RAID5 helps to consolidate storage space of several HDDs with some redundancy ‒ it can survive a single failure of a disk while information is still accessible.

Because of RAID5 availability in server hardware and some RAID controllers some may think it is an attractive storage option. We strongly disagree.

Similar to printer cartridges HDD life time is limited. Sooner or later HDD will die and it is difficult to accurately predict when it will happen. (We've seen cases when warranty had to be exercised for a $1000 HDD within weeks after purchase). Disregarding how long HDDs may last their failure is just a matter of time. Knowing this it is only natural to seek solution which can protect data from certain HDD failure.

The main point of any redundancy system is to protect against expected malfunction while never endanger data more than it is at risk on any non-redundant storage. RAID5 goes against this principle: in the expected situation when one HDD has failed, RAID5 is N times (where N is number of remaining disks in array) more vulnerable to data loss than single (standalone) non-redundant HDD.

RAID5 redundancy is fake because RAID5 is extremely vulnerable during HDD failures. Consider RAID5 array of 4 HDDs: data is spread across 3 HDDs plus one parity disk to ensure redundancy. However when one of the disks fails RAID5 works as RAID0 and the likelihood of catastrophic failure is 3 times higher than if data would be kept on standalone HDD. Obviously the more HDDs are consolidated to RAID5 the greater the risk. Over time risk tend to become certainty.

Even if RAID5 is implemented with hot spare (unused HDD for immediate automatic recovery) the chances are still against you.

Recovery may take hours especially when array is in use while stress from heavy IO operations during regeneration may contribute to the failure of the remaining disk(s). The likelihood of failure is even greater if failed disk was from the same batch as the remaining ones.

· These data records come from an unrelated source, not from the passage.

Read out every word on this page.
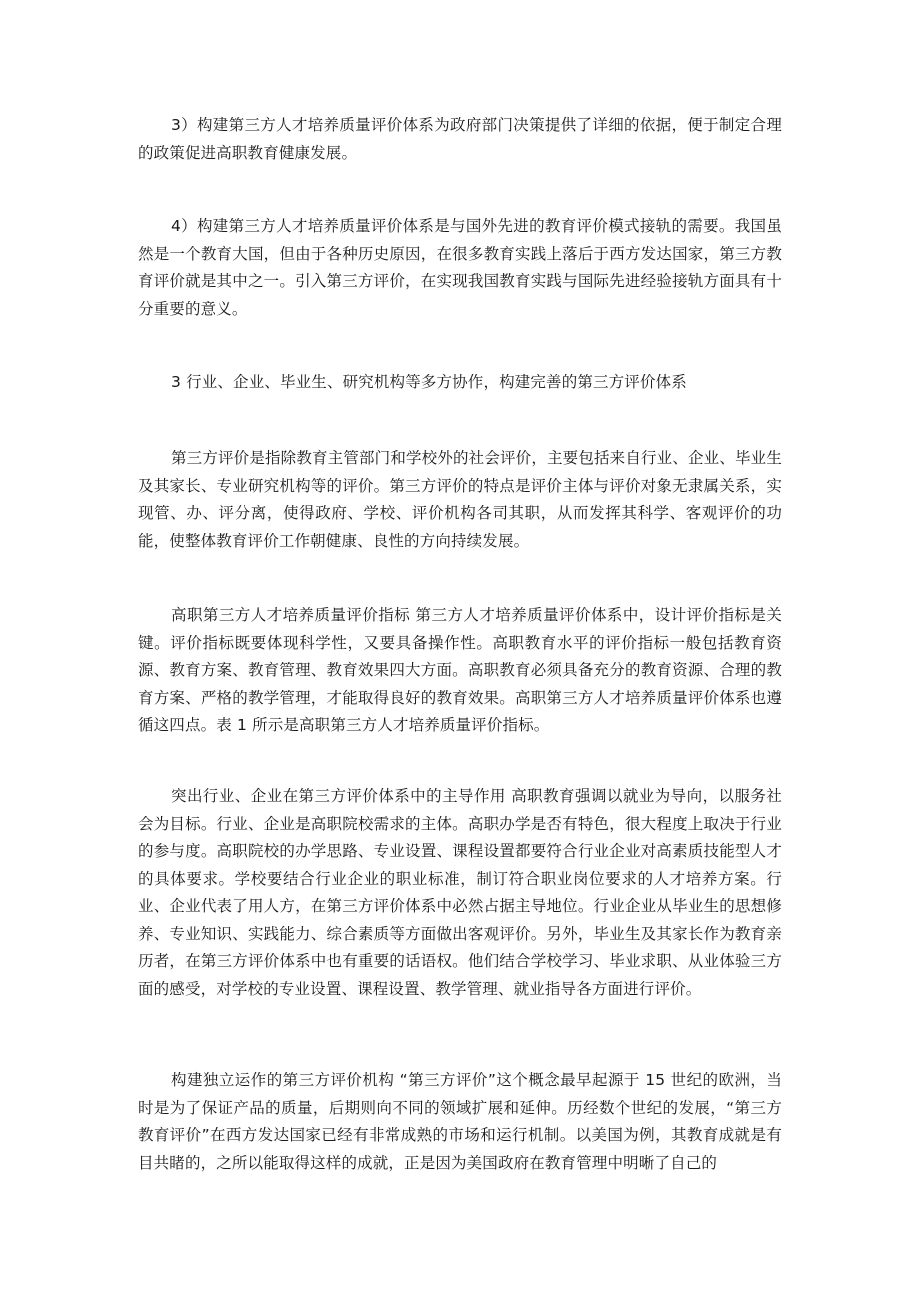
3）构建第三方人才培养质量评价体系为政府部门决策提供了详细的依据，便于制定合理的政策促进高职教育健康发展。

4）构建第三方人才培养质量评价体系是与国外先进的教育评价模式接轨的需要。我国虽然是一个教育大国，但由于各种历史原因，在很多教育实践上落后于西方发达国家，第三方教育评价就是其中之一。引入第三方评价，在实现我国教育实践与国际先进经验接轨方面具有十分重要的意义。

3 行业、企业、毕业生、研究机构等多方协作，构建完善的第三方评价体系

第三方评价是指除教育主管部门和学校外的社会评价，主要包括来自行业、企业、毕业生及其家长、专业研究机构等的评价。第三方评价的特点是评价主体与评价对象无隶属关系，实现管、办、评分离，使得政府、学校、评价机构各司其职，从而发挥其科学、客观评价的功能，使整体教育评价工作朝健康、良性的方向持续发展。

高职第三方人才培养质量评价指标 第三方人才培养质量评价体系中，设计评价指标是关键。评价指标既要体现科学性，又要具备操作性。高职教育水平的评价指标一般包括教育资源、教育方案、教育管理、教育效果四大方面。高职教育必须具备充分的教育资源、合理的教育方案、严格的教学管理，才能取得良好的教育效果。高职第三方人才培养质量评价体系也遵循这四点。表 1 所示是高职第三方人才培养质量评价指标。

突出行业、企业在第三方评价体系中的主导作用 高职教育强调以就业为导向，以服务社会为目标。行业、企业是高职院校需求的主体。高职办学是否有特色，很大程度上取决于行业的参与度。高职院校的办学思路、专业设置、课程设置都要符合行业企业对高素质技能型人才的具体要求。学校要结合行业企业的职业标准，制订符合职业岗位要求的人才培养方案。行业、企业代表了用人方，在第三方评价体系中必然占据主导地位。行业企业从毕业生的思想修养、专业知识、实践能力、综合素质等方面做出客观评价。另外，毕业生及其家长作为教育亲历者，在第三方评价体系中也有重要的话语权。他们结合学校学习、毕业求职、从业体验三方面的感受，对学校的专业设置、课程设置、教学管理、就业指导各方面进行评价。

构建独立运作的第三方评价机构 “第三方评价”这个概念最早起源于 15 世纪的欧洲，当时是为了保证产品的质量，后期则向不同的领域扩展和延伸。历经数个世纪的发展，“第三方教育评价”在西方发达国家已经有非常成熟的市场和运行机制。以美国为例，其教育成就是有目共睹的，之所以能取得这样的成就，正是因为美国政府在教育管理中明晰了自己的
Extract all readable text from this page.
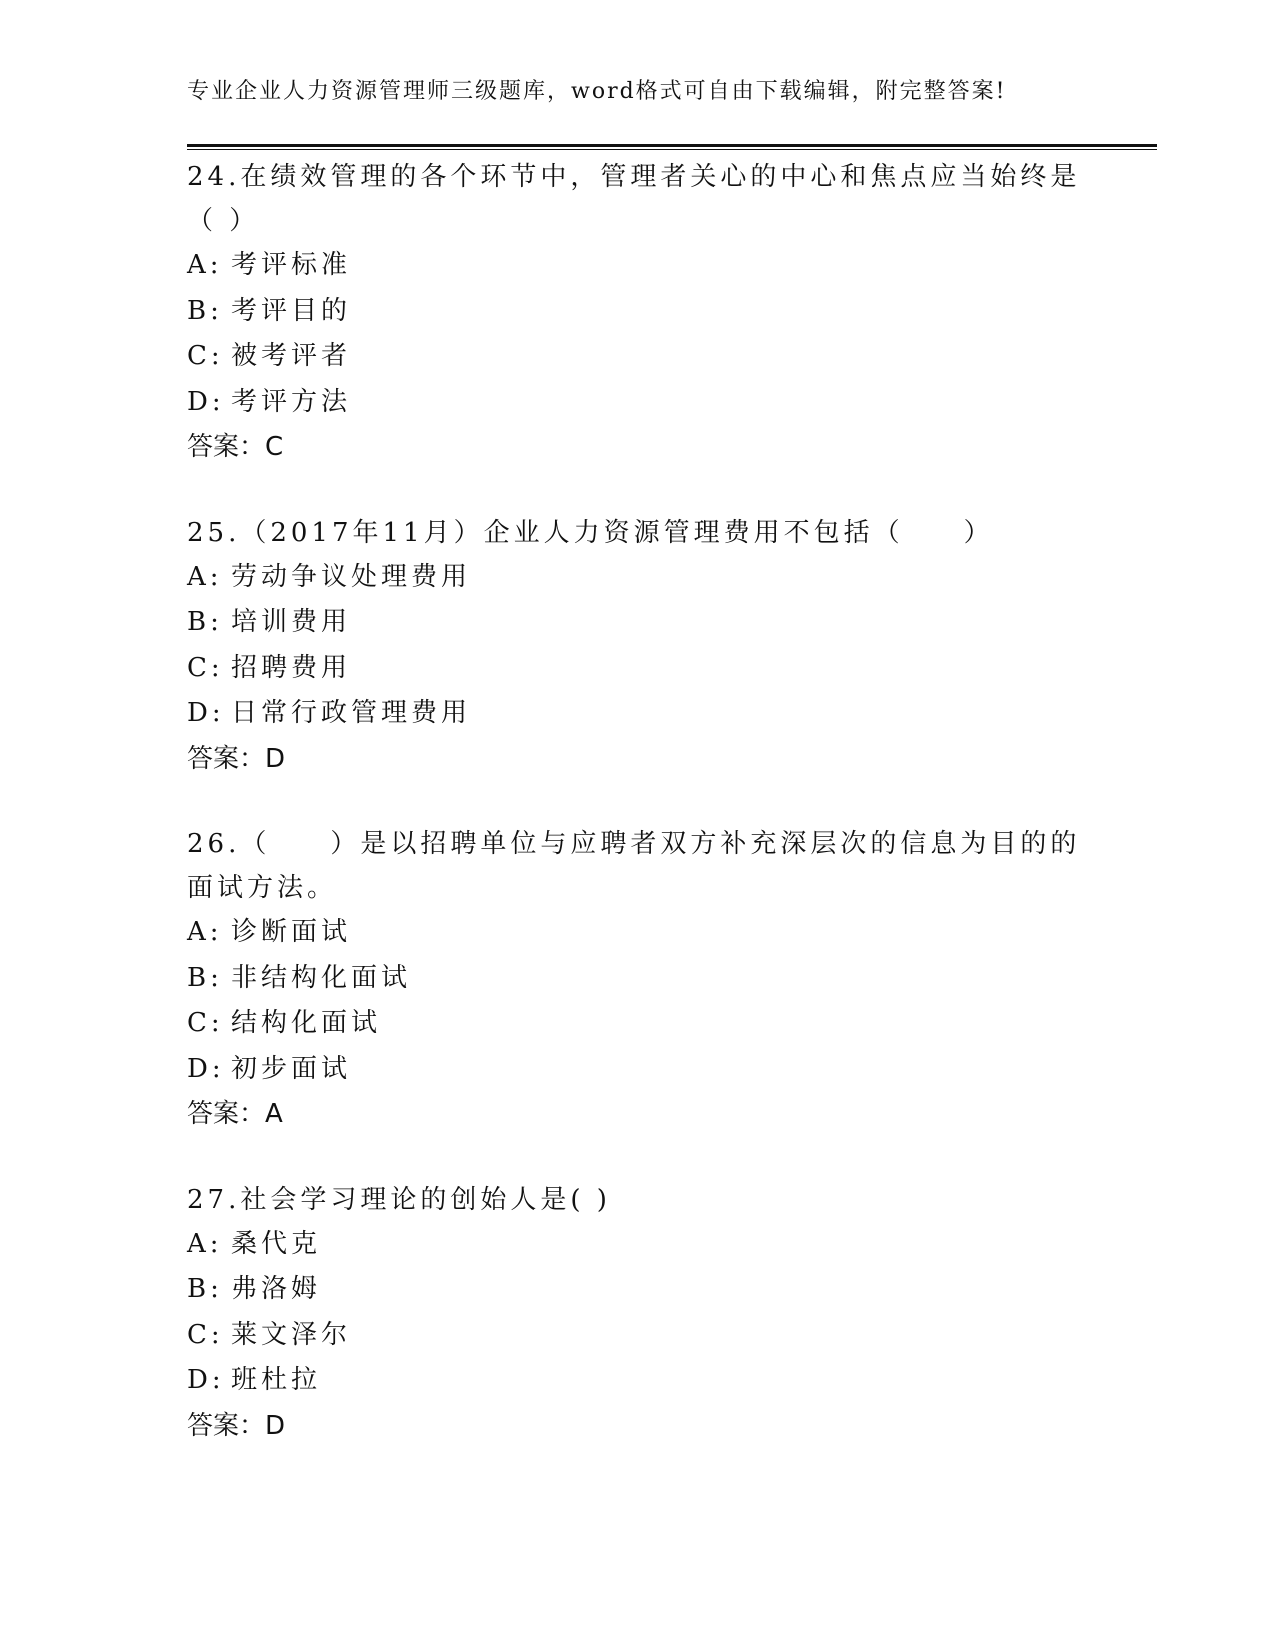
专业企业人力资源管理师三级题库，word格式可自由下载编辑，附完整答案!

24.在绩效管理的各个环节中，管理者关心的中心和焦点应当始终是（ ）

A: 考评标准
B: 考评目的
C: 被考评者
D: 考评方法
答案：C

25.（2017年11月）企业人力资源管理费用不包括（　　）

A: 劳动争议处理费用
B: 培训费用
C: 招聘费用
D: 日常行政管理费用
答案：D

26.（　　）是以招聘单位与应聘者双方补充深层次的信息为目的的面试方法。

A: 诊断面试
B: 非结构化面试
C: 结构化面试
D: 初步面试
答案：A

27.社会学习理论的创始人是( )

A: 桑代克
B: 弗洛姆
C: 莱文泽尔
D: 班杜拉
答案：D
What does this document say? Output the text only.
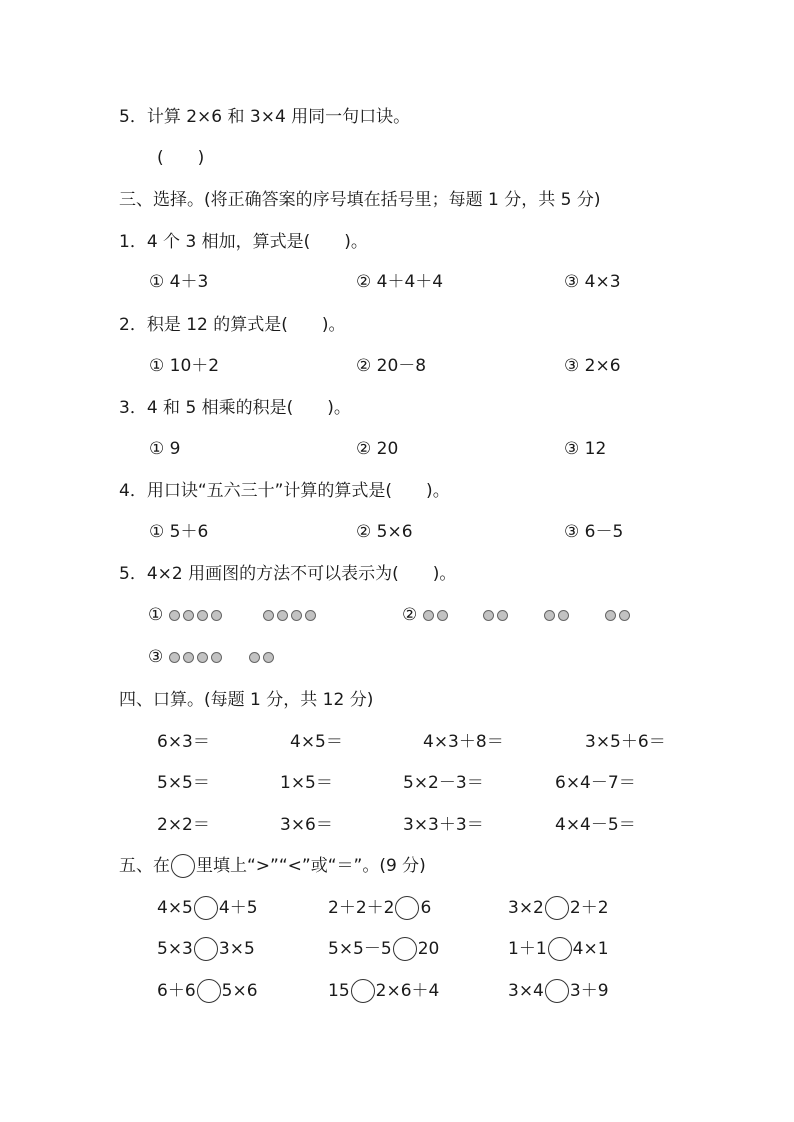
5．计算 2×6 和 3×4 用同一句口诀。
(　　)
三、选择。(将正确答案的序号填在括号里；每题 1 分，共 5 分)
1．4 个 3 相加，算式是(　　)。
① 4＋3	② 4＋4＋4	③ 4×3
2．积是 12 的算式是(　　)。
① 10＋2	② 20－8	③ 2×6
3．4 和 5 相乘的积是(　　)。
① 9	② 20	③ 12
4．用口诀“五六三十”计算的算式是(　　)。
① 5＋6	② 5×6	③ 6－5
5．4×2 用画图的方法不可以表示为(　　)。
①	②
③
四、口算。(每题 1 分，共 12 分)
6×3＝	4×5＝	4×3＋8＝	3×5＋6＝
5×5＝	1×5＝	5×2－3＝	6×4－7＝
2×2＝	3×6＝	3×3＋3＝	4×4－5＝
五、在 里填上“>”“<”或“＝”。(9 分)
4×5 4＋5	2＋2＋2 6	3×2 2＋2
5×3 3×5	5×5－5 20	1＋1 4×1
6＋6 5×6	15 2×6＋4	3×4 3＋9
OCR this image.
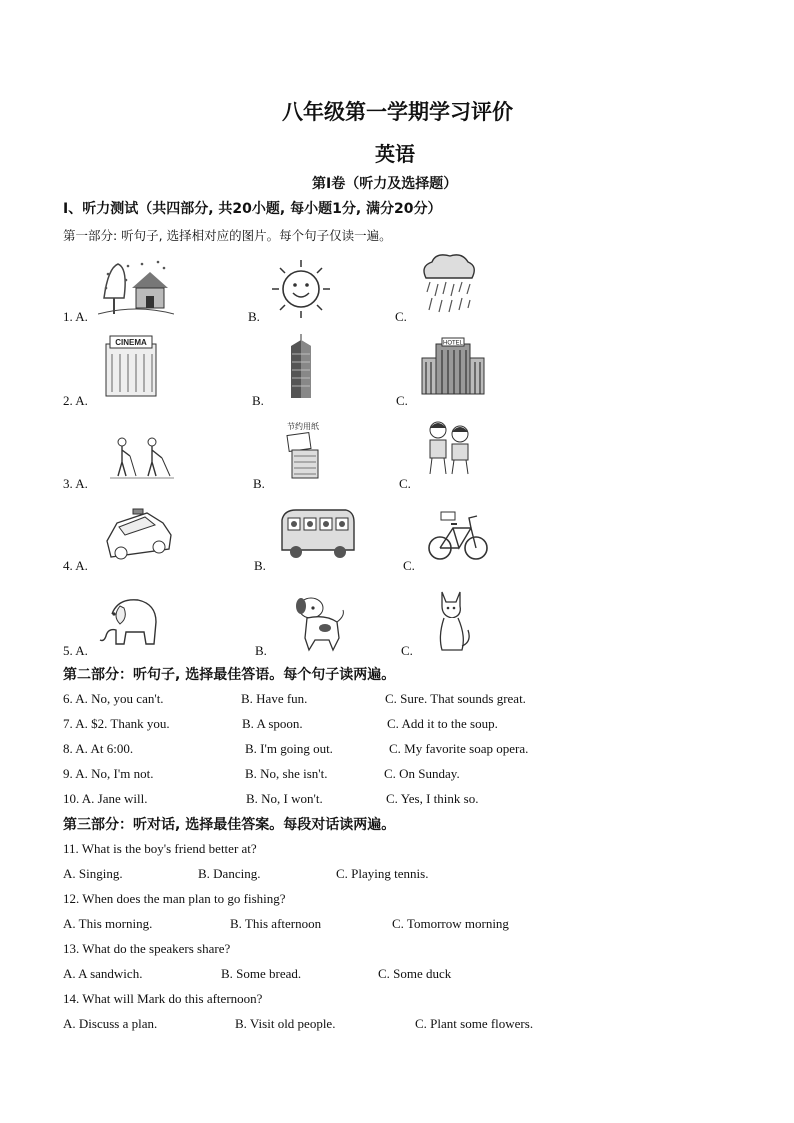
八年级第一学期学习评价
英语
第Ⅰ卷（听力及选择题）
I、听力测试（共四部分, 共20小题, 每小题1分, 满分20分）
第一部分: 听句子, 选择相对应的图片。每个句子仅读一遍。
1. A.	B.	C.
2. A.	B.	C.
3. A.	B.	C.
4. A.	B.	C.
5. A.	B.	C.
CINEMA	HOTEL
节约用纸
第二部分：听句子, 选择最佳答语。每个句子读两遍。
6. A. No, you can't.	B. Have fun.	C. Sure. That sounds great.
7. A. $2. Thank you.	B. A spoon.	C. Add it to the soup.
8. A. At 6:00.	B. I'm going out.	C. My favorite soap opera.
9. A. No, I'm not.	B. No, she isn't.	C. On Sunday.
10. A. Jane will.	B. No, I won't.	C. Yes, I think so.
第三部分：听对话, 选择最佳答案。每段对话读两遍。
11. What is the boy's friend better at?
A. Singing.	B. Dancing.	C. Playing tennis.
12. When does the man plan to go fishing?
A. This morning.	B. This afternoon	C. Tomorrow morning
13. What do the speakers share?
A. A sandwich.	B. Some bread.	C. Some duck
14. What will Mark do this afternoon?
A. Discuss a plan.	B. Visit old people.	C. Plant some flowers.
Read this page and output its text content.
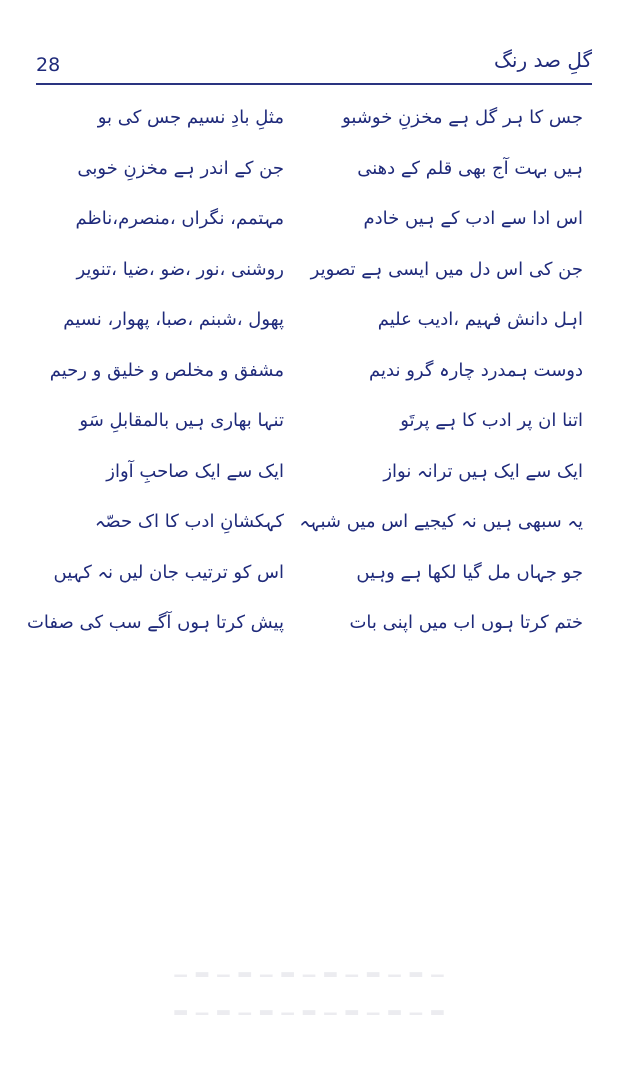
28	گلِ صد رنگ
جس کا ہر گل ہے مخزنِ خوشبو
ہیں بہت آج بھی قلم کے دھنی
اس ادا سے ادب کے ہیں خادم
جن کی اس دل میں ایسی ہے تصویر
اہل دانش فہیم ،ادیب علیم
دوست ہمدرد چارہ گرو ندیم
اتنا ان پر ادب کا ہے پرتَو
ایک سے ایک ہیں ترانہ نواز
یہ سبھی ہیں نہ کیجیے اس میں شبہہ
جو جہاں مل گیا لکھا ہے وہیں
ختم کرتا ہوں اب میں اپنی بات
مثلِ بادِ نسیم جس کی بو
جن کے اندر ہے مخزنِ خوبی
مہتمم، نگراں ،منصرم،ناظم
روشنی ،نور ،ضو ،ضیا ،تنویر
پھول ،شبنم ،صبا، پھوار، نسیم
مشفق و مخلص و خلیق و رحیم
تنہا بھاری ہیں بالمقابلِ سَو
ایک سے ایک صاحبِ آواز
کہکشانِ ادب کا اک حصّہ
اس کو ترتیب جان لیں نہ کہیں
پیش کرتا ہوں آگے سب کی صفات
▁ ▂ ▁ ▂ ▁ ▂ ▁ ▂ ▁ ▂ ▁ ▂ ▁
▂ ▁ ▂ ▁ ▂ ▁ ▂ ▁ ▂ ▁ ▂ ▁ ▂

Hot spare helps but it is not a solution to lack of reliability in RAID5.

Consider another problem: if you have working RAID5 array with aging disks can you take the risk and try replacing HDDs proacitvely? Since it cannot be done safely the maintenance effort will be greater and therefore more expensive as it will imply backups and planning for possible downtime.

It's been said that RAID5 is not a substitute for backup.
True but downtime costs and backups need time to restore.

With 3 HDDs RAID5 may be a feasible alternative to RAID0. More than 3 disks in RAID5 is a bad idea.


The conclusion is simple: if redundancy or safety of your data matters, never ever use RAID5.

When HDD failures are expected RAID6 is an adequate solution for redundancy: RAID6 can survive two simultaneous disk failures. When one HDD fails RAID6 behaves like RAID5 still protecting your data with enough redundancy to recover from another failure.